Before heading off to register, go through the following list together and take note of the general categories that deserve special attention. Think of particular items that you both need in each category, and jot them down on a piece of paper.


•Formal dinnerware
•Informal dinnerware
•Formal flatware
•Informal flatware
•Serveware
•Casual glassware/barware
•Crystal
•Bar needs
•Kitchenware
•Linens
•Decorative items
•Electronics
•Duly Noted


Every gift -- big or small, expected or not -- should be followed up with a thank you card. To make the process easier, keep a good wedding gift record from the start that includes the name of the giver, the gift, and an area for you to check off when you've sent a thank you note.


The note should be sent as soon as possible, so you both want to try to keep up with this as the gifts arrive. Because you'll likely be writing many notes, keep them brief. You are not obligated to send an entire letter. Simply begin by thanking the person for the gift, move on to a sentence about how the two of you will use the gift, mention how happy you are that this person could attend the shower or wedding, and close with a second and final thank you.


Showers
Legend has it that bridal showers began when a poor Dutch miller wanted to marry a woman whose father forbade the union and refused a dowry. The miller's friends decided to shower the couple with everything they needed to begin a life together.


Today, the bride can expect anywhere from one to many showers. Showers can have themes, such as kitchen or honeymoon; they can be of a personal nature, with gifts centered on lingerie and bath items; or they can simply be friendly gatherings with gifts purchased according to the couple's registry list. A popular trend is a couples shower, where the engaged couple attends together and the guest list includes other couples.
Each person or couple who throws a shower should receive a special thank you letter, something a little more intimate than the usual thank you card. You both may also choose to offer hosts and hostesses a small gift -- a token of your appreciation. This could be a bouquet of flowers, a plant, a meaningful book, a special bottle of wine, or any other personal gift.

Bridesmaid Party
Some brides like to hostess a bridesmaid party. This is a wonderful way to show your appreciation or their support, love, and help before, during, and after the wedding. It's also a great way for out-of-town attendants to meet everyone else before the Big Day.


Post-Wedding Party
The post-wedding party, held the day after the reception, probably began spontaneously because of out-of-town guests with time on their hands. Today, it is a very popular idea and well on its way to becoming a tradition. This event is usually hosted by the bride's mother, the groom's mother, or both mothers together.
The event can be brunch or lunch and includes anyone you both care to invite, but it especially includes out-of-town guests. The bride and groom may or may not attend, depending on personal preferences and/or the honeymoon schedule.



The Honeymoon


Whether you both hire a consultant to take care of every last wedding detail or you handle every decision yourselves, you are likely to leave the reception exhausted. You both will need the honeymoon to come down from all the excitement and activity.
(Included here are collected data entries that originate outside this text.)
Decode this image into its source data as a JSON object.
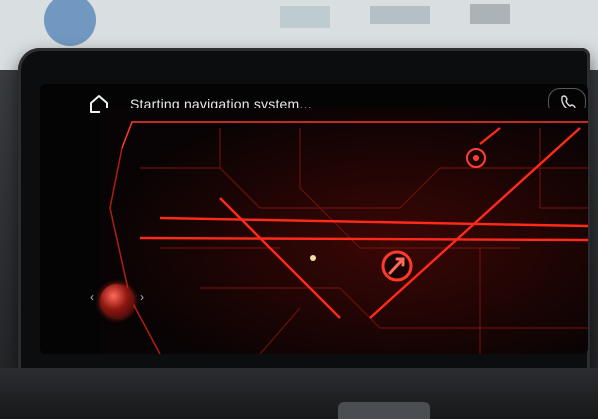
{
  "status_bar": {
    "home_icon": "home-icon",
    "title": "Starting navigation system...",
    "phone_icon": "phone-icon"
  },
  "map": {
    "style": "red-circuit-network",
    "accent": "#ff2a1a",
    "dim": "#5a0c08"
  },
  "controller": {
    "left_chevron": "‹",
    "right_chevron": "›"
  }
}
The best time to tackle the honeymoon is right from the start of the wedding process. This is when you both want to begin considering honeymoon possibilities and then select a wedding date that coordinates with your general destination. For example, if you are both ski enthusiasts, you probably don't want an August wedding. After you set a date, begin thinking of the honeymoon specifics.


Anyone who has planned a wedding will probably say they never imagined how many details there were to take care of. The good news is if you both use the tips and worksheet links included in this article, you'll have all the bases covered and you both can focus on the fun, personal touches that really make a wedding spectacular.